“It can’t be helped, dear; he always gets left outside, and then he weeps. You see he is lame, and he cannot keep up with us.”
So Doris knew it was the self-same little lad of whom Browning had written in his story of the Piper.
What a chattering there was, to be sure; and what a crowd was gathered about the Piper at the farther end of the hall! Every once in a while all the children would laugh so loudly that the very ceiling shook. It was such a merry throng.
“Tell me,” said Doris to her little neighbor,—“tell me, are you always so gay here? Do you never quarrel? and have you really lived in this hillside all this long, long time,—ever since the Piper first came to Hamelin five hundred years ago?”
“Ja, wohl,” replied the girl, nodding her flaxen head. “We are always so happy; we never quarrel; therefore we are ever young, and what thou callest five hundred years are as nothing to us. Ah! we are well cared for here, and the Piper teaches us, and we him; and we play and frolic and sometimes travel, ‘und so geht’s.’”
“But what can you teach him?” asked Doris, wondering.

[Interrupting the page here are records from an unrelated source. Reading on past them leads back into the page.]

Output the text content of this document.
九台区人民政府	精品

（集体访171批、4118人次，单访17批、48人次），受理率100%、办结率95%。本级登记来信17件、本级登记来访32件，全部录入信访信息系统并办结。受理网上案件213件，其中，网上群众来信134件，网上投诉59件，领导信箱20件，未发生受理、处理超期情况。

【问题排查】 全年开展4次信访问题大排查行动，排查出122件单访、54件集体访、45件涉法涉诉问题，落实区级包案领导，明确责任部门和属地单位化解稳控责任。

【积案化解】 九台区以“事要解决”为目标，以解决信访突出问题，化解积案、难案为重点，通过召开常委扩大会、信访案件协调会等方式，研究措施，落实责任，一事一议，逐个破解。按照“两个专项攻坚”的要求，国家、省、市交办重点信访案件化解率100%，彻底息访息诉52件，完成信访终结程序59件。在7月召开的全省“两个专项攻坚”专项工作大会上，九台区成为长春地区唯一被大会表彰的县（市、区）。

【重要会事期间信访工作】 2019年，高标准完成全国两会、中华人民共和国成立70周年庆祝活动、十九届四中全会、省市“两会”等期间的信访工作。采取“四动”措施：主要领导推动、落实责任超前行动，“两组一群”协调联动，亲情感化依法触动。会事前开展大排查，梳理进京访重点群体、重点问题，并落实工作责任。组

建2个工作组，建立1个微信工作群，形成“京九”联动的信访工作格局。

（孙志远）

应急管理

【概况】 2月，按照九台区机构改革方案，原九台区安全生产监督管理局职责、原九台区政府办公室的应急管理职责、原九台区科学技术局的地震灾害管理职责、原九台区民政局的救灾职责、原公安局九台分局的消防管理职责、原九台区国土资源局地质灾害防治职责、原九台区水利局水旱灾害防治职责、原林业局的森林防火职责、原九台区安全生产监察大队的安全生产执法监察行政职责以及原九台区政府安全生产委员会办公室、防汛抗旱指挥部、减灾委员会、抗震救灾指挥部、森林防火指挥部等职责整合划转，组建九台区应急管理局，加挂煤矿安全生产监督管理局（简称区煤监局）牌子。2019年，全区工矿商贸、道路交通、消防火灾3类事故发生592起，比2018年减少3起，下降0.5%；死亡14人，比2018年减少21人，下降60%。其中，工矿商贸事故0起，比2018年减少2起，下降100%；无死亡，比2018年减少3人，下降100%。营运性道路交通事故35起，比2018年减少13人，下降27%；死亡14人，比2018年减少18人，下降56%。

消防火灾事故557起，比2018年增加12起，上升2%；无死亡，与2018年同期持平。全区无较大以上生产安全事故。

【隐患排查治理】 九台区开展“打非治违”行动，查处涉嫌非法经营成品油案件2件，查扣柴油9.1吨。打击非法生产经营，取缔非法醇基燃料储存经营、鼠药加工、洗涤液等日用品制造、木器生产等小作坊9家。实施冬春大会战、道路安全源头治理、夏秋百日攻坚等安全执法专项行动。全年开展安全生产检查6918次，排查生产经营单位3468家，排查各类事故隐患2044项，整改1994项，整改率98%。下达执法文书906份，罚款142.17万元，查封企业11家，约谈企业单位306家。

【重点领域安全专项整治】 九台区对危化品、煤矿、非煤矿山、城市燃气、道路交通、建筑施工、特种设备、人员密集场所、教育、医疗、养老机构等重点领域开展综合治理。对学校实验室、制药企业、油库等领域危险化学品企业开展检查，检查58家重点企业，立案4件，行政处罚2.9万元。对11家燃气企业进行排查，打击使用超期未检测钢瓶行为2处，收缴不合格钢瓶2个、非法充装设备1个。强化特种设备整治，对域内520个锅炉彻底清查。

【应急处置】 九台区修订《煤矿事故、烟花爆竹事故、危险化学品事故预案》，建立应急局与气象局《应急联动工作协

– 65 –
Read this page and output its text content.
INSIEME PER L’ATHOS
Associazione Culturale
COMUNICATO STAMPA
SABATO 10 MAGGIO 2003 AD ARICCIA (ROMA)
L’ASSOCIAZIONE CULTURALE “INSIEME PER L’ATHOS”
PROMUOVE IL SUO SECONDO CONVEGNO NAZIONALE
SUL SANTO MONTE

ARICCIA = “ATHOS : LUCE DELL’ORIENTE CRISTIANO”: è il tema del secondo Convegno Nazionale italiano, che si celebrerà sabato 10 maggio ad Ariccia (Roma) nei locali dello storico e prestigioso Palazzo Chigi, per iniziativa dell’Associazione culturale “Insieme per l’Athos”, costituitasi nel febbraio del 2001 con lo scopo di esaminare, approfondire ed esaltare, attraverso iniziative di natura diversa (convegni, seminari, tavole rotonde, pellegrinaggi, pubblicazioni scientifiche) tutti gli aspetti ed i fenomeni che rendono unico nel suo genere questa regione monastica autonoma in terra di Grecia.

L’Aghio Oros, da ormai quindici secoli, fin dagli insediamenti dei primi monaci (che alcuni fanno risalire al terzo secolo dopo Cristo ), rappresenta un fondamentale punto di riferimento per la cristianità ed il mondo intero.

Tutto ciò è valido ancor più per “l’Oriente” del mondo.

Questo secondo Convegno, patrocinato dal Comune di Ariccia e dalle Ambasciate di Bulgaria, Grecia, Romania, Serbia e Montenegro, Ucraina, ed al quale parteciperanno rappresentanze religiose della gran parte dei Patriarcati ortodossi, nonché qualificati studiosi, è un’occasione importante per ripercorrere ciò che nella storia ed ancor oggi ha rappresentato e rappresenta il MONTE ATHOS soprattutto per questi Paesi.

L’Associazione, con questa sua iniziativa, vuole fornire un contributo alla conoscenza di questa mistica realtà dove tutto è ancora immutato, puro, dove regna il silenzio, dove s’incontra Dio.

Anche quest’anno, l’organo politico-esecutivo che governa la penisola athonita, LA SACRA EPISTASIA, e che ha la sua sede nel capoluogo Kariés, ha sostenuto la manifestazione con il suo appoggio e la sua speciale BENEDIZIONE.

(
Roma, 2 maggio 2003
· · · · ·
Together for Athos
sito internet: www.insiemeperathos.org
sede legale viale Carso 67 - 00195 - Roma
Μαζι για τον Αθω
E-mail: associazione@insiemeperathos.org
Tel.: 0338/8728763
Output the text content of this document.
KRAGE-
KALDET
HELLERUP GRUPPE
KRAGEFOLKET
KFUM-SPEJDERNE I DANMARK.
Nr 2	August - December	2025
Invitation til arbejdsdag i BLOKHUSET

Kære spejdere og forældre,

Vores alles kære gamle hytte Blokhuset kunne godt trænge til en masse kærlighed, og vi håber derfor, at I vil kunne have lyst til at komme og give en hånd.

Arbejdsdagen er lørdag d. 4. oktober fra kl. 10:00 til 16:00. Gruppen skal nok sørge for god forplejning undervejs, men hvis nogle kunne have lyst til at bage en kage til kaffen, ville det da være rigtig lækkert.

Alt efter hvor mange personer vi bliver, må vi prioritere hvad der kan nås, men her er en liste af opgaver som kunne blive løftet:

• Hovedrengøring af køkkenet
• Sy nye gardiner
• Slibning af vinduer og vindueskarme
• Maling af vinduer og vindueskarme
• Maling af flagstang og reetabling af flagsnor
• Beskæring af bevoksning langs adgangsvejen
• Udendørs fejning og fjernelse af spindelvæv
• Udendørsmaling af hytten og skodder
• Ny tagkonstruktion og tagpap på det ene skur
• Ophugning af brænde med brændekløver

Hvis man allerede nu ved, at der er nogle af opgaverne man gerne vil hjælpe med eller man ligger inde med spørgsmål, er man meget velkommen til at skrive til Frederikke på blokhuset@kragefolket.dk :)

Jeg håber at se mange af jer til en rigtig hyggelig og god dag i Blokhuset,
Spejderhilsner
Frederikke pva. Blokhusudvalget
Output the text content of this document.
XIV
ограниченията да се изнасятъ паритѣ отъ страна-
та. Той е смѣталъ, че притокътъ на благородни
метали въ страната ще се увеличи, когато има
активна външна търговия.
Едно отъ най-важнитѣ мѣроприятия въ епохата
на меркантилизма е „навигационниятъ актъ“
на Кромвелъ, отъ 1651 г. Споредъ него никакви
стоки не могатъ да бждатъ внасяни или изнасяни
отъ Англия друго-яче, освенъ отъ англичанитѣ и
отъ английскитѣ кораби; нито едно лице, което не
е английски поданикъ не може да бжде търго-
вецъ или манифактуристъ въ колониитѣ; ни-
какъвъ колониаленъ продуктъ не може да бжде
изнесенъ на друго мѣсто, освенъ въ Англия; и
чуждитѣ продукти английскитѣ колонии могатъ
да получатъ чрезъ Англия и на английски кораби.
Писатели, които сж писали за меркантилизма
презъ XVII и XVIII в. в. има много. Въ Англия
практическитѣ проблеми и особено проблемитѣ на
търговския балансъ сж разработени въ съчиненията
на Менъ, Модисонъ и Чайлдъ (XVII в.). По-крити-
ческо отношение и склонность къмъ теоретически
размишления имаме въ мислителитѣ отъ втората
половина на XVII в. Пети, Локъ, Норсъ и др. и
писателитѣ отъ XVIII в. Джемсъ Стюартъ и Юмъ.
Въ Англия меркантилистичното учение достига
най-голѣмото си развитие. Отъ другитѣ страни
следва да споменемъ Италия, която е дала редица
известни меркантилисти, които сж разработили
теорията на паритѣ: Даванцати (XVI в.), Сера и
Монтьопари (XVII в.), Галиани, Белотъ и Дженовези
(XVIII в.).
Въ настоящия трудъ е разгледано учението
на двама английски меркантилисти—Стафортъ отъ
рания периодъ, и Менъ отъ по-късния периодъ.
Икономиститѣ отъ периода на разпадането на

“Ah! many things. We teach him to tune his fife to the sounds of our laughter, so that when he travels he may pipe new songs. Ah! thou foolish one, thou thoughtest him the wind. And we teach him to be as a little child, and then he keeps young always, and his heart is warm and glad. And we teach him— But thou shalt see;” and she nodded again, and smiled into Doris’s wondering eyes.
The hall they were in was long and wide, and hung all about the walls were the most beautiful pictures, that seemed to shift and change every moment into something more strange and lovely. And as Doris looked she seemed to know what the pictures were,—and they were only reflections of the children’s pure souls that shone out of their eyes.
“How beautiful!” she thought.
But the Piper was singing to them now; and as she drew nearer him she saw he had two little tots in his arms, and was putting them to sleep on his breast.
So the children were still while the Piper sang his lullaby, and presently the two little ones began to nod; and the Piper did not move, but held them to his kind heart until they were fast asleep. Then he rose and carried them away and laid them down somewhere. Doris could not see where, but it must have been far enough away to be out of the sound of their voices; for when he came back he did not lower his tones, but spoke up quite naturally and laughed gayly as he said,—
“Well, what now, Children? Shall we show the new friend our manufactory?”
And they were all so anxious to do whatever he proposed that in a moment they had formed quite a bodyguard about the Pied Piper, and were following and leading him down the vast hall.
“What is the manufactory?” asked Doris of a boy who happened to be beside her.